Lead study author Dr. Joshua J. Fenton, assistant professor of family and community medicine at the University of California, Davis, believes a fecal blood test is “a lot like a mammogram or a Pap smear — it’s a test that you need to do on a regular basis if you want it to give you the benefit you’re looking for, reducing your risk of dying of colon cancer.”
“Indeed, it is the lack of follow up after one negative test that becomes problematic. Patients are supposed to do this test every few years because one negative result doesn’t mean you can relax and forget about the problem — you have to keep doing it,” says Dr. Ross.

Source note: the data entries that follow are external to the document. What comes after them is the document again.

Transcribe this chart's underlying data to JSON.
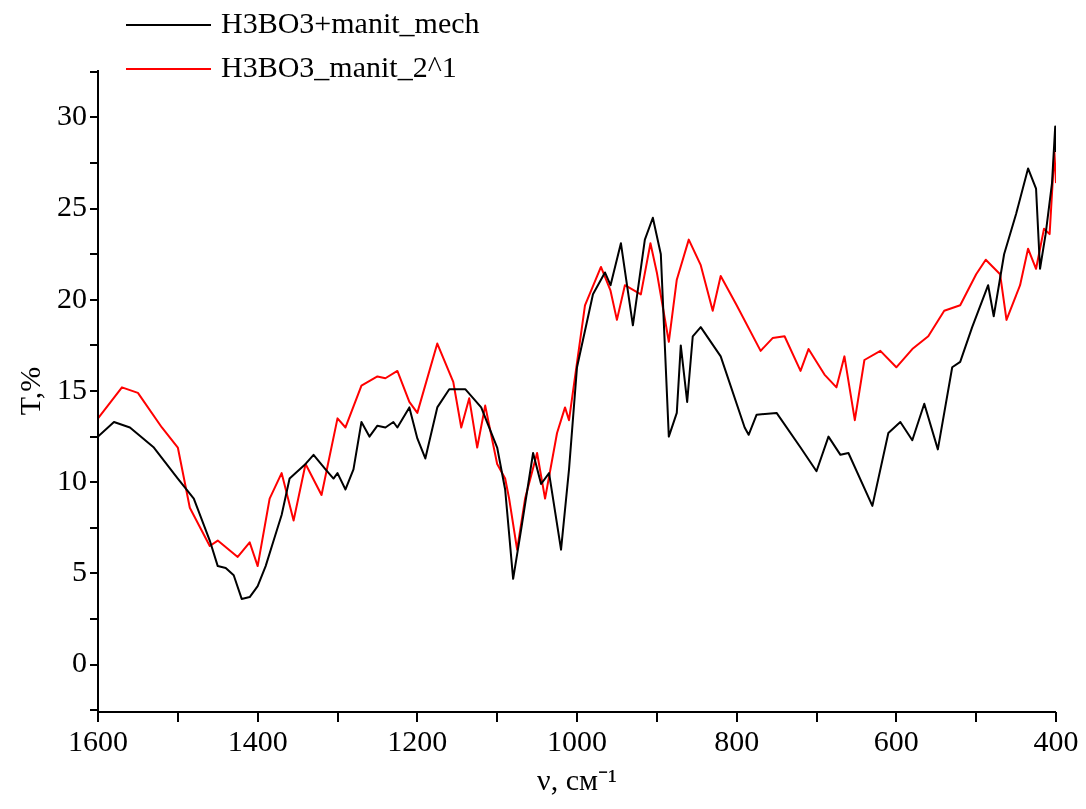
{
  "chart_data": {
    "type": "line",
    "xlabel": "ν, см⁻¹",
    "ylabel": "T,%",
    "legend": "top",
    "grid": false,
    "line_style": "solid",
    "marker": "none",
    "xlim": [
      1600,
      400
    ],
    "ylim": [
      -2.6,
      32.6
    ],
    "xticks": [
      1600,
      {
        "value": 1500,
        "label": null
      },
      1400,
      {
        "value": 1300,
        "label": null
      },
      1200,
      {
        "value": 1100,
        "label": null
      },
      1000,
      {
        "value": 900,
        "label": null
      },
      800,
      {
        "value": 700,
        "label": null
      },
      600,
      {
        "value": 500,
        "label": null
      },
      400
    ],
    "yticks": [
      {
        "value": -2.5,
        "label": null
      },
      0,
      {
        "value": 2.5,
        "label": null
      },
      5,
      {
        "value": 7.5,
        "label": null
      },
      10,
      {
        "value": 12.5,
        "label": null
      },
      15,
      {
        "value": 17.5,
        "label": null
      },
      20,
      {
        "value": 22.5,
        "label": null
      },
      25,
      {
        "value": 27.5,
        "label": null
      },
      30,
      {
        "value": 32.5,
        "label": null
      }
    ],
    "series": [
      {
        "name": "H3BO3+manit_mech",
        "color": "#000000",
        "x": [
          1600,
          1580,
          1560,
          1530,
          1500,
          1480,
          1460,
          1450,
          1440,
          1430,
          1420,
          1410,
          1400,
          1390,
          1380,
          1370,
          1360,
          1340,
          1330,
          1315,
          1305,
          1300,
          1290,
          1280,
          1270,
          1260,
          1250,
          1240,
          1230,
          1225,
          1210,
          1200,
          1190,
          1175,
          1160,
          1140,
          1120,
          1100,
          1090,
          1080,
          1070,
          1055,
          1045,
          1035,
          1020,
          1010,
          1000,
          980,
          965,
          958,
          945,
          930,
          915,
          905,
          895,
          885,
          875,
          870,
          862,
          855,
          845,
          820,
          790,
          785,
          775,
          750,
          720,
          700,
          685,
          670,
          660,
          630,
          610,
          595,
          580,
          565,
          548,
          530,
          520,
          505,
          485,
          478,
          465,
          450,
          435,
          425,
          420,
          413,
          405,
          401,
          400
        ],
        "values": [
          12.5,
          13.3,
          13.0,
          11.9,
          10.2,
          9.1,
          6.8,
          5.4,
          5.3,
          4.9,
          3.6,
          3.7,
          4.3,
          5.4,
          6.8,
          8.2,
          10.2,
          11.0,
          11.5,
          10.7,
          10.2,
          10.5,
          9.6,
          10.7,
          13.3,
          12.5,
          13.1,
          13.0,
          13.3,
          13.0,
          14.1,
          12.4,
          11.3,
          14.1,
          15.1,
          15.1,
          14.1,
          11.9,
          9.6,
          4.7,
          7.4,
          11.6,
          9.9,
          10.5,
          6.3,
          10.7,
          16.3,
          20.3,
          21.5,
          20.8,
          23.1,
          18.6,
          23.3,
          24.5,
          22.5,
          12.5,
          13.8,
          17.5,
          14.4,
          18.0,
          18.5,
          16.9,
          13.0,
          12.6,
          13.7,
          13.8,
          11.9,
          10.6,
          12.5,
          11.5,
          11.6,
          8.7,
          12.7,
          13.3,
          12.3,
          14.3,
          11.8,
          16.3,
          16.6,
          18.5,
          20.8,
          19.1,
          22.5,
          24.7,
          27.2,
          26.1,
          21.7,
          23.6,
          26.4,
          29.5,
          28.1
        ]
      },
      {
        "name": "H3BO3_manit_2^1",
        "color": "#ff0000",
        "x": [
          1600,
          1570,
          1550,
          1520,
          1500,
          1485,
          1460,
          1450,
          1425,
          1410,
          1400,
          1385,
          1370,
          1355,
          1340,
          1320,
          1300,
          1290,
          1270,
          1250,
          1240,
          1225,
          1210,
          1200,
          1175,
          1155,
          1145,
          1135,
          1125,
          1115,
          1100,
          1090,
          1085,
          1075,
          1065,
          1050,
          1040,
          1025,
          1015,
          1010,
          990,
          970,
          958,
          950,
          940,
          920,
          908,
          900,
          885,
          875,
          860,
          845,
          830,
          820,
          800,
          770,
          755,
          740,
          720,
          710,
          690,
          675,
          665,
          652,
          640,
          620,
          600,
          580,
          560,
          540,
          520,
          500,
          488,
          470,
          462,
          445,
          435,
          425,
          415,
          408,
          402,
          400
        ],
        "values": [
          13.5,
          15.2,
          14.9,
          13.0,
          11.9,
          8.6,
          6.5,
          6.8,
          5.9,
          6.7,
          5.4,
          9.1,
          10.5,
          7.9,
          11.0,
          9.3,
          13.5,
          13.0,
          15.3,
          15.8,
          15.7,
          16.1,
          14.4,
          13.8,
          17.6,
          15.5,
          13.0,
          14.6,
          11.9,
          14.2,
          11.0,
          10.2,
          9.1,
          6.3,
          9.1,
          11.6,
          9.1,
          12.7,
          14.1,
          13.4,
          19.7,
          21.8,
          20.5,
          18.9,
          20.8,
          20.3,
          23.1,
          21.5,
          17.7,
          21.1,
          23.3,
          21.9,
          19.4,
          21.3,
          19.7,
          17.2,
          17.9,
          18.0,
          16.1,
          17.3,
          15.9,
          15.2,
          16.9,
          13.4,
          16.7,
          17.2,
          16.3,
          17.3,
          18.0,
          19.4,
          19.7,
          21.4,
          22.2,
          21.4,
          18.9,
          20.8,
          22.8,
          21.7,
          23.9,
          23.6,
          28.1,
          26.4
        ]
      }
    ]
  }
}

Drawing upon his previous experience as a practicing physician, Dr. Ross believes physicians should be more vigilant about following up with their patients. “Doctors should have a system for making sure patients’ samples make it back to their office for testing. You have to make sure patients don’t fall through the cracks, and since fecal blood tests are part of a routine physical exam, that shouldn’t be a problem — but as this study shows, it too often is.”